Seoul: North Korean leader Kim Jong Un oversaw a test of Pyongyang's newest intercontinental ballistic missile with his daughter in tow for the first time, state media reported Saturday.
Declaring he would meet perceived US nuclear threats with nukes of his own, Kim supervised the launch on Friday of the black-and-white missile, which the official Korean Central News Agency (KCNA) said was the Hwasong-17 -- dubbed the "monster missile" by analysts.
The launch of the "new major strategic weapon system" was successful, KCNA said.
KCNA said Kim attended the launch "together with his beloved daughter and wife", and state media images showed a beaming Kim accompanied by a young girl in a puffer jacket and red shoes as he walked in front of the missile.
North Korean state media has never mentioned Kim's children, and this was the first official confirmation that he had a daughter, experts said.
KCNA's report on Saturday did not name the daughter, however.
- 'The fourth generation' -
The most significant takeaway from Friday's ICBM launch is "the permanence of the Kim regime's weapons programme, because it is so integral to Kim's own survival and the continuity of his family's reign," Soo Kim, a former CIA analyst now with the RAND Corporation, told AFP.
With the state media coverage, "we have seen with our own eyes the fourth generation of the Kim family", she said.
Kim -- the grandson of North Korea's founding leader Kim Il Sung and the third generation of the Kim family to lead the country -- married his wife Ri Sol Ju, in 2009, according to South Korea's spy agency.
She gave birth to their first child the following year, with their second and third born in 2013 and 2017, the agency has said.
The only previous confirmation of the children's existence had come from former NBA star Dennis Rodman, who claimed he met a baby daughter of Kim's called Ju Ae during a 2013 visit to North Korea.

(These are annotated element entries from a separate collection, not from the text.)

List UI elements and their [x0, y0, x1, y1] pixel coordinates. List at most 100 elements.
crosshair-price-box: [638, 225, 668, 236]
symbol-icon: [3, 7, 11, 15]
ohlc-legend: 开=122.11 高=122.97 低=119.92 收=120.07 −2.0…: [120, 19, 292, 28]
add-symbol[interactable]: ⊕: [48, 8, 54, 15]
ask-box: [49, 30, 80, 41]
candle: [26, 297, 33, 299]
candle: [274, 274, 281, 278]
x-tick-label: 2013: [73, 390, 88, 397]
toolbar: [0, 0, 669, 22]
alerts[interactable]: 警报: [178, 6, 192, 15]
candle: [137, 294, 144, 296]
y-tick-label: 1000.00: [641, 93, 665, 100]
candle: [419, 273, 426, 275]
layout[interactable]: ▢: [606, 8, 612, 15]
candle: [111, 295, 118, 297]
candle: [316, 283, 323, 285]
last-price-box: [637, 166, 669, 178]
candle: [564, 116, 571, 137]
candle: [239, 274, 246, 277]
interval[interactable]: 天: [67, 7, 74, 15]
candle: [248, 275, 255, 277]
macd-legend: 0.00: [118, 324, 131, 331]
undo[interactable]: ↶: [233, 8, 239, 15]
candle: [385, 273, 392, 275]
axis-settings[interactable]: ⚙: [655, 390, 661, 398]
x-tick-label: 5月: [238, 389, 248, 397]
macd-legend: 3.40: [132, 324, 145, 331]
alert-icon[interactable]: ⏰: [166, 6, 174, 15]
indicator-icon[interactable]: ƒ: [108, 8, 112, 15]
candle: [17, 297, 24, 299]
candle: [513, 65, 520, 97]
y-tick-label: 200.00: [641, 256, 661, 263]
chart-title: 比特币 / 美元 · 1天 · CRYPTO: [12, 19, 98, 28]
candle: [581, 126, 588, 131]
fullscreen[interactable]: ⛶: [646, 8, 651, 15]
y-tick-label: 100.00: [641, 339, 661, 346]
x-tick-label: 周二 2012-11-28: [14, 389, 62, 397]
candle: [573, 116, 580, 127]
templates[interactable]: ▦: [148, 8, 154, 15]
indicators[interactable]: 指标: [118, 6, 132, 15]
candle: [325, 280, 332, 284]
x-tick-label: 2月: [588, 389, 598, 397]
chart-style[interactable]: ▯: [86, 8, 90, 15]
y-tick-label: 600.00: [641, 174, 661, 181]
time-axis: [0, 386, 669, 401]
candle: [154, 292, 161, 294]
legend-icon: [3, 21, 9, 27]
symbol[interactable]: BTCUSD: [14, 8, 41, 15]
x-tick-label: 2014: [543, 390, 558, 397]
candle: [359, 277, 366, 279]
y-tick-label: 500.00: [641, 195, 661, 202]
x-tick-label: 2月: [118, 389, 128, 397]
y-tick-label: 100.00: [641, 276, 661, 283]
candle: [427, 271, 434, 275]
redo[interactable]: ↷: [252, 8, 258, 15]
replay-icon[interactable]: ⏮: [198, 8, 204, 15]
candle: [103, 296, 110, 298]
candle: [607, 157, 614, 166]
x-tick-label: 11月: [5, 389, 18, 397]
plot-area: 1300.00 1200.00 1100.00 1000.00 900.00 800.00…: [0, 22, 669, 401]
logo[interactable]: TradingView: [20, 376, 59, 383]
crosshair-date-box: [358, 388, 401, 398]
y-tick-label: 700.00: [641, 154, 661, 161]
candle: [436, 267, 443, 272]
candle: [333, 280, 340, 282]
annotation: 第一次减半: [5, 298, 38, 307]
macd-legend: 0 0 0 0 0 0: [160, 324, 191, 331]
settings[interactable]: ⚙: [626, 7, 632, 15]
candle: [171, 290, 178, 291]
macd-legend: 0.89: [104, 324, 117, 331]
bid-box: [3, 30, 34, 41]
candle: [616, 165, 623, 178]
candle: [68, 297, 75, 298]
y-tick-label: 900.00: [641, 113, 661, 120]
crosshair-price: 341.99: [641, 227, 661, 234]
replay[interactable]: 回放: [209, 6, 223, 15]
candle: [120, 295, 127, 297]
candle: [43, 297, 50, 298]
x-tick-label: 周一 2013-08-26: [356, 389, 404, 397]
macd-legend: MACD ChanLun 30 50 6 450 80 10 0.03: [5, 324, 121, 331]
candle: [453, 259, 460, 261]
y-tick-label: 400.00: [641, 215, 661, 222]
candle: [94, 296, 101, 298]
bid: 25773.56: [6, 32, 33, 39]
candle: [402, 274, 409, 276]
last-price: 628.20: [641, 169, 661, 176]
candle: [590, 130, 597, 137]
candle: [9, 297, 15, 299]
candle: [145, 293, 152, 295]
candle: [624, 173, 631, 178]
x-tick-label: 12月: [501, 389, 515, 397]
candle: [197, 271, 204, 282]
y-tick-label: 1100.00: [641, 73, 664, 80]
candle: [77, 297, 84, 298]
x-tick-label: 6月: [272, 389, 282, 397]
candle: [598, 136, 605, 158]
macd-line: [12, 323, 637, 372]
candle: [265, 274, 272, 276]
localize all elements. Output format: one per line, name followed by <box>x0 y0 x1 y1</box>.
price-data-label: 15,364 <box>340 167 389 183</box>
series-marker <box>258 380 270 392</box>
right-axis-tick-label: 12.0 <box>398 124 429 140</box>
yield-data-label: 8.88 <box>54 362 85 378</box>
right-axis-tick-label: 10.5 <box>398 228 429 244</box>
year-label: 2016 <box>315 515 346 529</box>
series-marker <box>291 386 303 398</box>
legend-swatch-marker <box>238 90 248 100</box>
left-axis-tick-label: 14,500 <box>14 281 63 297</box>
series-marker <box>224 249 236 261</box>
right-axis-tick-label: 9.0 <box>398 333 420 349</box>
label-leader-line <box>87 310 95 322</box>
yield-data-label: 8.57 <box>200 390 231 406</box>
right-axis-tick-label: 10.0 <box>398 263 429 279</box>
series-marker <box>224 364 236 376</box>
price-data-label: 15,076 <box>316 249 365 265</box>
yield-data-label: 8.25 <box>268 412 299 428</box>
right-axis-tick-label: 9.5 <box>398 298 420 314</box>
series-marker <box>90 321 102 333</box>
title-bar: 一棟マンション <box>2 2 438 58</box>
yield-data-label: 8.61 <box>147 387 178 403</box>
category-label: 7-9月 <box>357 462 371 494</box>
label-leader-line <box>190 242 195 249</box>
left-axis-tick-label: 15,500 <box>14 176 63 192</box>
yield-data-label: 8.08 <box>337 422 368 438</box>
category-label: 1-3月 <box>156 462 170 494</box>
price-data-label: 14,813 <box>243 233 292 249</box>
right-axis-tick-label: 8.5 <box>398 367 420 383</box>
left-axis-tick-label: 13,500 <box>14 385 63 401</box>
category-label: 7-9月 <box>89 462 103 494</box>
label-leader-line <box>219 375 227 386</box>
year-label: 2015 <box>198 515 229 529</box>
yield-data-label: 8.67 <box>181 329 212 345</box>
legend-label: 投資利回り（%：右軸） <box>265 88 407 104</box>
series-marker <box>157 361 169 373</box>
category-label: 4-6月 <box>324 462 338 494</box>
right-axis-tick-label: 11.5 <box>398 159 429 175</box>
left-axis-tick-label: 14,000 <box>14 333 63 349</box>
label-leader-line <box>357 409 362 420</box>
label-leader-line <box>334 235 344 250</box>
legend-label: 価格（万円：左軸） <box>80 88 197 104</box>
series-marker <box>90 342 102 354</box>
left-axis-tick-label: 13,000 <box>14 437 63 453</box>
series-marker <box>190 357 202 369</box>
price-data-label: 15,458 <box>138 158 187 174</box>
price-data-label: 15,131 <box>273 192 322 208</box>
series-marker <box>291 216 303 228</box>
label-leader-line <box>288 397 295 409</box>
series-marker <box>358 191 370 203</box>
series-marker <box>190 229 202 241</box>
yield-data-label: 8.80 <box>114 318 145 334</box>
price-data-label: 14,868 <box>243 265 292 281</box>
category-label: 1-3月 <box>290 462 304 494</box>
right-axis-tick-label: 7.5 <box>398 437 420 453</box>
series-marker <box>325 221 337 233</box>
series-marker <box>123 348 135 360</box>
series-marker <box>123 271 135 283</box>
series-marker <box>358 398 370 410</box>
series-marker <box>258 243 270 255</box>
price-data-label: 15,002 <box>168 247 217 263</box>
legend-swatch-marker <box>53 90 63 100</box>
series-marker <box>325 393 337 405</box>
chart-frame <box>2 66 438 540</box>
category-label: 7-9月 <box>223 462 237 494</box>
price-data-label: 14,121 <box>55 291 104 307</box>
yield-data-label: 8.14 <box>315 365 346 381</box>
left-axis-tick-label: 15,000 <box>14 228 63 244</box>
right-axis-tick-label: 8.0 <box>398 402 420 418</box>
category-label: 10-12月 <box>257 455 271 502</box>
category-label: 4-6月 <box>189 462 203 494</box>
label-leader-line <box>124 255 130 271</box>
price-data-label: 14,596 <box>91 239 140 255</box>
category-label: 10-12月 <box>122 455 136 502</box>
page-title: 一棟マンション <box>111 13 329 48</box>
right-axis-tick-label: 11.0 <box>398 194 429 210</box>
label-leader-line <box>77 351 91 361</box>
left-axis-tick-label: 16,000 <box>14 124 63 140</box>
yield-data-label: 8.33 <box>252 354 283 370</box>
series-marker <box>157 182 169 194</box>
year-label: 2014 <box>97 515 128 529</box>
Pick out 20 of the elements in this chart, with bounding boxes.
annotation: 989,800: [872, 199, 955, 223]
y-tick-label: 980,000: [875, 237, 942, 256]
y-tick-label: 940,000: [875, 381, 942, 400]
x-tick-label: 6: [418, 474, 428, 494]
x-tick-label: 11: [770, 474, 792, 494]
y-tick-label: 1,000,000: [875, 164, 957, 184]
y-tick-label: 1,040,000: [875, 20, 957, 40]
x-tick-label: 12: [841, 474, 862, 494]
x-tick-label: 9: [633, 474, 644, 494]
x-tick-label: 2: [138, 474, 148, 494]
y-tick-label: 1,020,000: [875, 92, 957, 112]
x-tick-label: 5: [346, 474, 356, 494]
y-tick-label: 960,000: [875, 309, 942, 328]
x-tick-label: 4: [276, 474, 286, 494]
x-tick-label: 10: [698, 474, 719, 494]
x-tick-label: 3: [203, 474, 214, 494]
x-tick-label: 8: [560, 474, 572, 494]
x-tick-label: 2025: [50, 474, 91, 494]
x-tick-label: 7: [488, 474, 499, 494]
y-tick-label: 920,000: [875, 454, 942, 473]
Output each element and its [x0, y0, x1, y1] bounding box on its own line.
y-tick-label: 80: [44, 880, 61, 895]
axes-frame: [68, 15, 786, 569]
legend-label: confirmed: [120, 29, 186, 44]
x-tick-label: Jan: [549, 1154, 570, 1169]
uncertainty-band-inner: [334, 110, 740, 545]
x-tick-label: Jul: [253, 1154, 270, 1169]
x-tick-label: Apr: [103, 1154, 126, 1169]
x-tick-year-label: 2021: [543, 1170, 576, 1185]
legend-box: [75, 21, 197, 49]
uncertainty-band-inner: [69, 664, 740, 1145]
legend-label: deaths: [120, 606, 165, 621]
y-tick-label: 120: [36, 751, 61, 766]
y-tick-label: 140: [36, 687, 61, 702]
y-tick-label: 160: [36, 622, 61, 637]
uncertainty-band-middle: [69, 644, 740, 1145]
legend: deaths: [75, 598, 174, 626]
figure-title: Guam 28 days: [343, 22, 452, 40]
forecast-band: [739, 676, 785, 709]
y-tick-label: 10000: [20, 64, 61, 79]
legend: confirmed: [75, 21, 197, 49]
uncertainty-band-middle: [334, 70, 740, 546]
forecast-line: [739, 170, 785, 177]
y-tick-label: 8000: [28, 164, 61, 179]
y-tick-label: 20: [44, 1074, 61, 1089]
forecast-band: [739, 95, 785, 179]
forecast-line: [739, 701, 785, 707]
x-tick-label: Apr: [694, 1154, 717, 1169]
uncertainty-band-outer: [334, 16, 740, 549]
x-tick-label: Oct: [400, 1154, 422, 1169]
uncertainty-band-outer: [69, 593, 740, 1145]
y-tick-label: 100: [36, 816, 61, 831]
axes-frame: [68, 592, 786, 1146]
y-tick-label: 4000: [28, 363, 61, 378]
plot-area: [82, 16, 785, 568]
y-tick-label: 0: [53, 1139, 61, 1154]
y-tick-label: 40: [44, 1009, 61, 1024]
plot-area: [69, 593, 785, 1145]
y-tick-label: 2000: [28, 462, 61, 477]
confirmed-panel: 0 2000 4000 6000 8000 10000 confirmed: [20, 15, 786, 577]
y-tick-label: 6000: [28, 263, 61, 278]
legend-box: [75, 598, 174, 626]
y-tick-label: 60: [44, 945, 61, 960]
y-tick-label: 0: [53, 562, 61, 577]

The daughter revealed in the photographs is presumed to be Ju Ae, who is likely Kim's second child, Cheong Seong-chang of the Center for North Korea Studies at the Sejong Institute in South Korea told AFP.
- Kim's warning -
KCNA said Saturday that Kim slammed "hysteric aggression war drills", and said that if the United States continued to make threats, Pyongyang would "resolutely react to nukes with nuclear weapons and to total confrontation with all-out confrontation".
North Korea has conducted a record-breaking blitz of launches in recent weeks.
Pyongyang -- and Moscow -- have repeatedly blamed them on Washington's moves to boost the protection it offers to allies Seoul and Tokyo.
Fears have grown that the launches are building up to a nuclear test.
KCNA said the latest missile hit a maximum altitude of 6,040.9 kilometres (3,750 miles) and flew 999.2 kilometres, matching estimates by Seoul and Tokyo on Friday.
North Korea previously claimed to have launched a Hwasong-17 -- its most powerful missile to date -- on March 24, releasing a slick promotional video and photos of the event.
But Seoul later cast doubt on that claim.
This time, analysts said it seemed North Korea had succeeded.
"This launch is significant because it is thought to be the first successful full flight test of the Hwasong-17 ICBM," Joseph Dempsey, a researcher at the International Institute for Strategic Studies (IISS), told AFP.
As with all North Korean ICBM tests, the missile was fired on a lofted trajectory -- up not out, to avoid flying over Japan.
That means questions remain about its performance, "particularly in terms of surviving reentry into the atmosphere and... accuracy over greater ranges", Dempsey said.
The "monster missile" also has disadvantages, he added.
"Its sheer size makes it less practical as a road-mobile system, and production would be likely a significantly greater strain on limited resources."
Since Kim declared North Korea an "irreversible" nuclear state in September, the United States has ramped up regional security cooperation.
The South Korean military said it staged joint air drills with the United States on Saturday involving the US B-1B long-range heavy bomber.
This was the second B-1B deployment to the Korean peninsula this month -- it also participated in "Vigilant Storm", the largest-ever US-South Korea air exercise.